Decía yo aquí hace ya varios años que "la publicación de nuevos materiales didácticos para la enseñanza del árabe a hispanohablantes siempre es una buena noticia", y sigo pensándolo, pero cabe añadir que no todos los que se publican son exactamente nuevos, con lo que la noticia a veces deja de ser, más que buena, noticia.
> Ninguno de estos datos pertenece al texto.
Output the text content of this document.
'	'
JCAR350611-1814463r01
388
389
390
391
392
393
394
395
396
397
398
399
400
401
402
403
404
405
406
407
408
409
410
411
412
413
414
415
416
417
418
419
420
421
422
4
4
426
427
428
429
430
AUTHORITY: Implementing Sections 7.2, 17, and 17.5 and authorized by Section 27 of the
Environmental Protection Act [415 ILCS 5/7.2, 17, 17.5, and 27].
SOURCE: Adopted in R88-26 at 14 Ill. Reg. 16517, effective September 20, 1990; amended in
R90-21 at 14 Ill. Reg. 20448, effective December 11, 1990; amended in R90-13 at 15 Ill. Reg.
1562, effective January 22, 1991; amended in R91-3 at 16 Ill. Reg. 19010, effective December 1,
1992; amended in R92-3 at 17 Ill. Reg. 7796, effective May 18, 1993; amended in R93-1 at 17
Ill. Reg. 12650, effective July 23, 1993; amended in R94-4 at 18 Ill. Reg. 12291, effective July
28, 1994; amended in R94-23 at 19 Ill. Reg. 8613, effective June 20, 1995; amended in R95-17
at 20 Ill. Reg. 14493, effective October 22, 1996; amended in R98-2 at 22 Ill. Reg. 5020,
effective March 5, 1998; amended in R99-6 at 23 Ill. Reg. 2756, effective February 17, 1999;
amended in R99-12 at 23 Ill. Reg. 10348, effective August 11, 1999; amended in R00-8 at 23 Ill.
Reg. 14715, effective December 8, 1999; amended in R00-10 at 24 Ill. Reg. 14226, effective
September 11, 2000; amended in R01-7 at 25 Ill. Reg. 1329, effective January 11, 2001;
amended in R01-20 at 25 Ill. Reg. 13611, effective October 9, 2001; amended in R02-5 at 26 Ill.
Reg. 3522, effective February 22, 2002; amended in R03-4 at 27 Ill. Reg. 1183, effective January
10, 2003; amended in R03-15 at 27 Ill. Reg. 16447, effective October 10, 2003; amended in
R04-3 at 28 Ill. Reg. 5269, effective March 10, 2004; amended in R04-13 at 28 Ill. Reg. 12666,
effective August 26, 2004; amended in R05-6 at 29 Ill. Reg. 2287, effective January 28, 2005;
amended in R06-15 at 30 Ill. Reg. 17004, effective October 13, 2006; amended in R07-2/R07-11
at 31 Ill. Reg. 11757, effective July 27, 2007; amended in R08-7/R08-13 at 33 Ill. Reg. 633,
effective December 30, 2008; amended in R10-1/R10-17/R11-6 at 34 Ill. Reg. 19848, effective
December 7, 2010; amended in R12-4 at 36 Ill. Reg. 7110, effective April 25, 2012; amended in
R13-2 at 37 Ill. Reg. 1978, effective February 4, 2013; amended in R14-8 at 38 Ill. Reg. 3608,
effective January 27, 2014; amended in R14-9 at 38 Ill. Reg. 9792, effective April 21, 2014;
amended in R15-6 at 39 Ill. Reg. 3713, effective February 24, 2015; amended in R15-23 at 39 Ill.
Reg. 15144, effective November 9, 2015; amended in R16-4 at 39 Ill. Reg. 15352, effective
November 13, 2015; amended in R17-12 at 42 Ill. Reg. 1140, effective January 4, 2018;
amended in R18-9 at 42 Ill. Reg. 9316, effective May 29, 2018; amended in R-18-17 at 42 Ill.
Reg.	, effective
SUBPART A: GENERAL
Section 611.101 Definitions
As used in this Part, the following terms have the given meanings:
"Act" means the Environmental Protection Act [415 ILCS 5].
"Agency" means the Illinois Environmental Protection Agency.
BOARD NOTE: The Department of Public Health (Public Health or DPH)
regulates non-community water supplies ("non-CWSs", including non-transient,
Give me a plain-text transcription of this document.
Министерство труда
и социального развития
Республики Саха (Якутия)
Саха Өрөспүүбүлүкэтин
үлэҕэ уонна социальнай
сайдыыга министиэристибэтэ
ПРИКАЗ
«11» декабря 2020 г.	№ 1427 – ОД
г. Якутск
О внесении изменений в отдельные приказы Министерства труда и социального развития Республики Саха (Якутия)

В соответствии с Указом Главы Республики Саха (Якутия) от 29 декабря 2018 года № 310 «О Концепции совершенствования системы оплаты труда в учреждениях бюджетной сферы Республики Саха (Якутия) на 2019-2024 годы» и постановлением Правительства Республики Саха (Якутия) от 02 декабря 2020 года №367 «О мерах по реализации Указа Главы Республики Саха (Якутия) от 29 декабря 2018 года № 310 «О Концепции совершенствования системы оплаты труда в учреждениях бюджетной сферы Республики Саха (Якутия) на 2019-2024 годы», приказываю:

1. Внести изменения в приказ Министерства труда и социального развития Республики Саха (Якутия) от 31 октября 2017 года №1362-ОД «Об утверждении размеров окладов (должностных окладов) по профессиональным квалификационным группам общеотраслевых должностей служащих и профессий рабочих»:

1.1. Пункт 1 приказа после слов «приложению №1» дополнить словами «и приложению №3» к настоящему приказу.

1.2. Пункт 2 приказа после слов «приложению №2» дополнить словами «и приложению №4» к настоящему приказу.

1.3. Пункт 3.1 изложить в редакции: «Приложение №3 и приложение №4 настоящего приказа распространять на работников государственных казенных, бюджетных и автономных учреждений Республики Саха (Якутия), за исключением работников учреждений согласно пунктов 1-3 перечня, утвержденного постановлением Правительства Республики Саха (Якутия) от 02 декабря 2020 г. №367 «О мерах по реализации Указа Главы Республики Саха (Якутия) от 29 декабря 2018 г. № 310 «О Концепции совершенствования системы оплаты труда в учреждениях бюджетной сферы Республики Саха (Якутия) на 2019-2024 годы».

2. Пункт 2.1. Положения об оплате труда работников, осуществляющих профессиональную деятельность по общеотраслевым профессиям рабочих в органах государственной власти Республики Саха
Para Hutchinson y Torres, "just as textbooks (or at least their producers) need to find out more about the teachers' needs, so teachers need to learn more about textbooks" (p. 327). En nuestro caso, sin embargo, yo diría que los materiales disponibles satisfacen bastante bien las necesidades de los docentes. Las que quedan sin satisfacer, claramente, son las de los alumnos (excepción hecha de aquellos que sólo aspiran a alcanzar "the usual proficiency in bookish Arabic" de la que hablaba Sarton). Bien mirado, cualquier estudio de mercado que realizara una editorial con ánimo de lucro recomendaría, probablemente, seguir en la línea actual, puesto que se acomoda bastante bien a la docencia común en centros públicos y privados (y hasta podría pasar por frívola en los bastiones de la gramática-traducción). En definitiva, no parece justo ni sensato confiar a las editoriales una tarea que no es la suya, formar al profesorado, aunque algo de responsabilidad social tengan en ello, como la tienen profesional sus autores o asesores, algunos de ellos a su vez docentes a sueldo del Estado.